Works for me .... so long as we understand that political metaphor trumps story line in thee 21st century Hollywood....
I have noticed a trend in modern science fiction that the writers are using the genre to mask political statements that matter for today over the true purpose which is to show the effects of future technology on humanity. Science fiction writes are more political pundit than they are futurists.
Even well done movies like District 9 center more around trying to make a statement about apartheid than they do trying to show how Aliens with alien thought processes will assimilate into our culture.
Compare that to Alien Nation where the focus was not on the affirmative action metaphor but rather how the Aliens differed from us and how we dealt with it.
There are dozens of examples. Phillip K Dick dealt with the potential technology and how it would effect human nature. This remake addressed none of those subjects. I think this might be why fantasy literature seems to overtake science fiction in the bookstore. Mindless fight scenes work better with Orcs than robots. Robots by their nature are too cerebral.
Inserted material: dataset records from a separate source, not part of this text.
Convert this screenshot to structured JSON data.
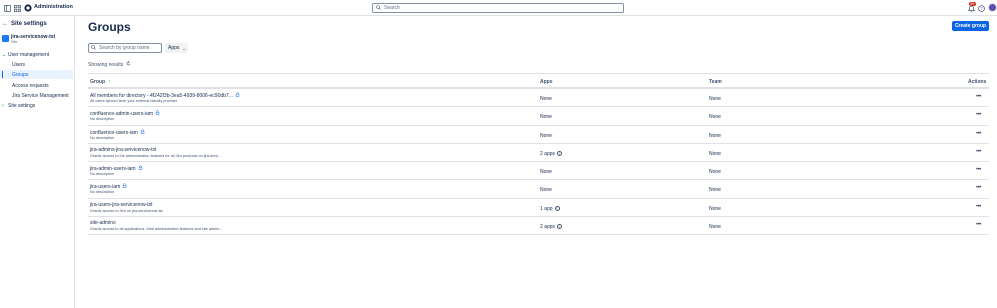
{
  "topbar": {
    "title": "Administration",
    "search_placeholder": "Search",
    "notification_count": "9+"
  },
  "sidebar": {
    "back_title": "Site settings",
    "site_name": "jira-servicenow-tst",
    "site_sub": "Site",
    "items": [
      {
        "label": "User management"
      },
      {
        "label": "Users"
      },
      {
        "label": "Groups"
      },
      {
        "label": "Access requests"
      },
      {
        "label": "Jira Service Management"
      },
      {
        "label": "Site settings"
      }
    ]
  },
  "main": {
    "title": "Groups",
    "create_button": "Create group",
    "search_placeholder": "Search by group name",
    "apps_filter": "Apps",
    "showing_results": "Showing results"
  },
  "table": {
    "headers": {
      "group": "Group",
      "apps": "Apps",
      "team": "Team",
      "actions": "Actions"
    },
    "rows": [
      {
        "name": "All members for directory - 4f242f3b-3ea5-4939-8006-ec90db7...",
        "desc": "All users synced from your external identity provider",
        "apps": "None",
        "team": "None",
        "lock": true,
        "info": false
      },
      {
        "name": "confluence-admin-users-iam",
        "desc": "No description",
        "apps": "None",
        "team": "None",
        "lock": true,
        "info": false
      },
      {
        "name": "confluence-users-iam",
        "desc": "No description",
        "apps": "None",
        "team": "None",
        "lock": true,
        "info": false
      },
      {
        "name": "jira-admins-jira-servicenow-tst",
        "desc": "Grants access to the administration features for all Jira products on jira-servi...",
        "apps": "2 apps",
        "team": "None",
        "lock": false,
        "info": true
      },
      {
        "name": "jira-admin-users-iam",
        "desc": "No description",
        "apps": "None",
        "team": "None",
        "lock": true,
        "info": false
      },
      {
        "name": "jira-users-iam",
        "desc": "No description",
        "apps": "None",
        "team": "None",
        "lock": true,
        "info": false
      },
      {
        "name": "jira-users-jira-servicenow-tst",
        "desc": "Grants access to Jira on jira-servicenow-tst",
        "apps": "1 app",
        "team": "None",
        "lock": false,
        "info": true
      },
      {
        "name": "site-admins",
        "desc": "Grants access to all applications, their administration features and site admin...",
        "apps": "2 apps",
        "team": "None",
        "lock": false,
        "info": true
      }
    ]
  },
  "colors": {
    "accent": "#0c66e4",
    "badge": "#c9372c"
  }
}
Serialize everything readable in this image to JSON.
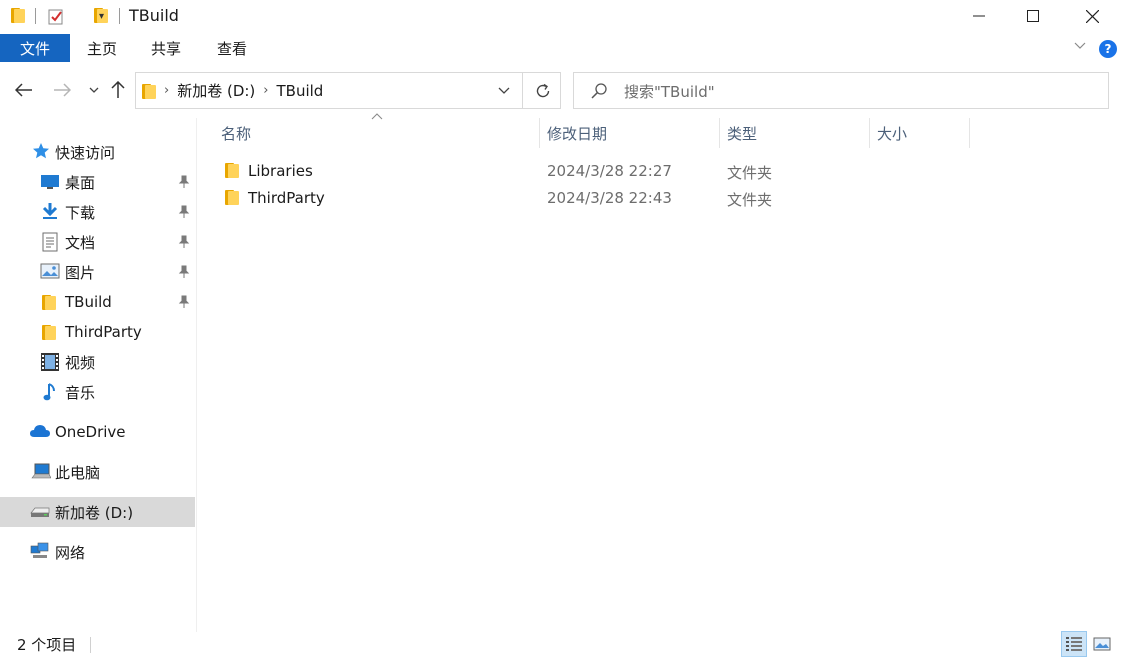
{
  "window": {
    "title": "TBuild",
    "minimize": "—",
    "maximize": "☐",
    "close": "✕"
  },
  "ribbon": {
    "file_tab": "文件",
    "tabs": [
      "主页",
      "共享",
      "查看"
    ],
    "help": "?"
  },
  "address": {
    "breadcrumbs": [
      "新加卷 (D:)",
      "TBuild"
    ]
  },
  "search": {
    "placeholder": "搜索\"TBuild\""
  },
  "sidebar": {
    "quick_access": "快速访问",
    "items": [
      {
        "label": "桌面",
        "icon": "desktop-icon",
        "pinned": true
      },
      {
        "label": "下载",
        "icon": "download-icon",
        "pinned": true
      },
      {
        "label": "文档",
        "icon": "document-icon",
        "pinned": true
      },
      {
        "label": "图片",
        "icon": "picture-icon",
        "pinned": true
      },
      {
        "label": "TBuild",
        "icon": "folder-icon",
        "pinned": true
      },
      {
        "label": "ThirdParty",
        "icon": "folder-icon",
        "pinned": false
      },
      {
        "label": "视频",
        "icon": "video-icon",
        "pinned": false
      },
      {
        "label": "音乐",
        "icon": "music-icon",
        "pinned": false
      }
    ],
    "onedrive": "OneDrive",
    "this_pc": "此电脑",
    "drive": "新加卷 (D:)",
    "network": "网络"
  },
  "columns": {
    "name": "名称",
    "modified": "修改日期",
    "type": "类型",
    "size": "大小"
  },
  "files": [
    {
      "name": "Libraries",
      "modified": "2024/3/28 22:27",
      "type": "文件夹"
    },
    {
      "name": "ThirdParty",
      "modified": "2024/3/28 22:43",
      "type": "文件夹"
    }
  ],
  "status": {
    "item_count": "2 个项目"
  },
  "colors": {
    "accent": "#1565c0",
    "folder": "#ffd35a",
    "selected": "#d9d9d9",
    "header_text": "#4c607a"
  }
}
I didn't mind this movie that much mostly because I expected it to be really, really bad, so bad that I didn't even want to watch it. I only ended up seeing it at a friends house and with my total lack of any positive expectations I ended up liking it some. I could see the obvious flaws in the movie but it didn't totally suck, light praise I know.
Scott.
Scott, To me, the movie's biggest sin was that I honestly couldn't care about anything that happened.
Indi, I think that's been the case with science fiction for a long time now. What I think has changed though is that they are slapping a sci-fi veneer over "the liberal film" rather than inserting a liberal idea into a science fiction story.